París presume de ser la ciudad del amor, y ya no les digo Venecia. Pero ¡quiá! Donde esté Barcelona, que se quiten esas dos de delante. Con saber que uno de nuestros edificios más emblemáticos tiene forma de consolador gigante... ¡No diré más!
Sí, la vida sin amor es insulsa, tranquila, pero con amor... Les invito a comprobar con sus propios ojos los estragos que comete Cupido entre los pobres turistas. Como si no tuvieran bastante con las insolaciones y los precios de las terrazas.
En los alrededores de la Sagrada Familia, un profesor lleva un rato largando un discurso sobre las maravilla arquitectónicas de la Gran Mona de Pascua, pero el rebaño de adolescentes que cuida este pastor no está por la labor de Gaudí. ¡Mírenlos! Hay tantas hormonas en el aire que respiran que seguro que salta la alarma por contaminación atmosférica. Es un viaje iniciático y las altas torres del Templo Expiatorio nada tienen que hacer frente a las tentaciones de la carne trémula y párvula, tan próxima, expuesta y accesible. Esta noche la liarán parda en el hotel, me juego lo que quieran. ¡Pobres vecinos!

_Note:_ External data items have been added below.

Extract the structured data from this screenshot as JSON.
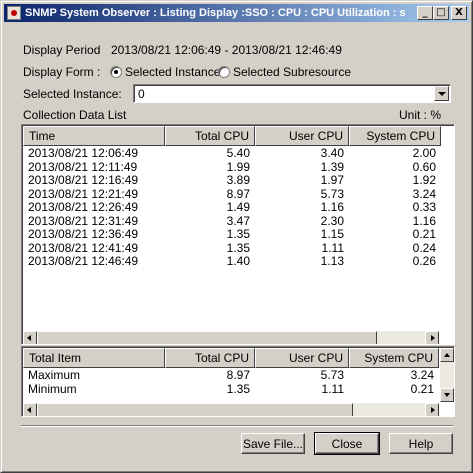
{
  "window": {
    "title": "SNMP System Observer : Listing Display :SSO : CPU : CPU Utilization : ssow...",
    "minimize": "_",
    "maximize": "□",
    "close": "X"
  },
  "display_period": {
    "label": "Display Period",
    "value": "2013/08/21 12:06:49 - 2013/08/21 12:46:49"
  },
  "display_form": {
    "label": "Display Form :",
    "option_instance": "Selected Instance",
    "option_subresource": "Selected Subresource"
  },
  "selected_instance": {
    "label": "Selected Instance:",
    "value": "0"
  },
  "collection": {
    "label": "Collection Data List",
    "unit": "Unit : %",
    "columns": [
      "Time",
      "Total CPU",
      "User CPU",
      "System CPU"
    ],
    "rows": [
      [
        "2013/08/21 12:06:49",
        "5.40",
        "3.40",
        "2.00"
      ],
      [
        "2013/08/21 12:11:49",
        "1.99",
        "1.39",
        "0.60"
      ],
      [
        "2013/08/21 12:16:49",
        "3.89",
        "1.97",
        "1.92"
      ],
      [
        "2013/08/21 12:21:49",
        "8.97",
        "5.73",
        "3.24"
      ],
      [
        "2013/08/21 12:26:49",
        "1.49",
        "1.16",
        "0.33"
      ],
      [
        "2013/08/21 12:31:49",
        "3.47",
        "2.30",
        "1.16"
      ],
      [
        "2013/08/21 12:36:49",
        "1.35",
        "1.15",
        "0.21"
      ],
      [
        "2013/08/21 12:41:49",
        "1.35",
        "1.11",
        "0.24"
      ],
      [
        "2013/08/21 12:46:49",
        "1.40",
        "1.13",
        "0.26"
      ]
    ]
  },
  "summary": {
    "columns": [
      "Total Item",
      "Total CPU",
      "User CPU",
      "System CPU"
    ],
    "rows": [
      [
        "Maximum",
        "8.97",
        "5.73",
        "3.24"
      ],
      [
        "Minimum",
        "1.35",
        "1.11",
        "0.21"
      ]
    ]
  },
  "buttons": {
    "save": "Save File...",
    "close": "Close",
    "help": "Help"
  }
}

Un poco más creciditos, regresarán a la ciudad con chanclas en los pies y la intención de saborear la grandísima oferta cultural de Barcelona. Como todo el mundo sabe, esa oferta es alcohol, sexo y sol, y se pondrán las botas honrando hoy a Baco, hoy a Venus, colorados como un tomate. Dan fe de la devoción a estas divinidades entre nuestros invitados los vecinos de los apartamentos turísticos y el mingitorio en el que han convertido el portal de su casa. Una generación de personas tan devotas es sobrada muestra del avance en educación y cultura de los países germánicos y sajones.
¿Y qué hay de los ritos de paso? Por ahí van un grupo de alegres guiris, todas con una camiseta que dice «I’m not the Bride», como si fueran de uniforme, rodeando a una que sí que es «the Bride», pobre chica. Tal como nosotros contemplamos el desfile, lo contempla una familia centroeuropea compuesta de papá, mamá, niño y niña, todos con sandalias y la piel al rojo vivo. Papá y mamá añoran esos ritos báquicos, se les ve en la cara, y las criaturas se preguntan cuándo será su viaje de final de curso, aunque todavía no sufran de picores en los bajos.
Pero quien dice amor, dice desamor. Este domingo, me despertaron gritos, ayes y lamentos. «Je t'aime, Marcel. Pourquoi tu ne m'aimes pas?», gritaba una blonda gabacha. «Pourquoi me fais-tu ça, Marcel? Si je t'aime!» Calle arriba y abajo se quejaba porque el tal Marcel le había puesto los cuernos. Ni que decir tiene que todo el vecindario, como yo, se había asomado a las ventanas y balcones para contemplar el espectáculo, muy digno de ver, wagneriano. Una vecina aprovechó la ocasión para saludarme y decirme: «La verdad es que un melodrama en francés es mucho más melodrama». «Bien sure, madamoiselle!», contesté, por ver si picaba, pero Cupido estaba en otras cosas y no me hizo mucho caso.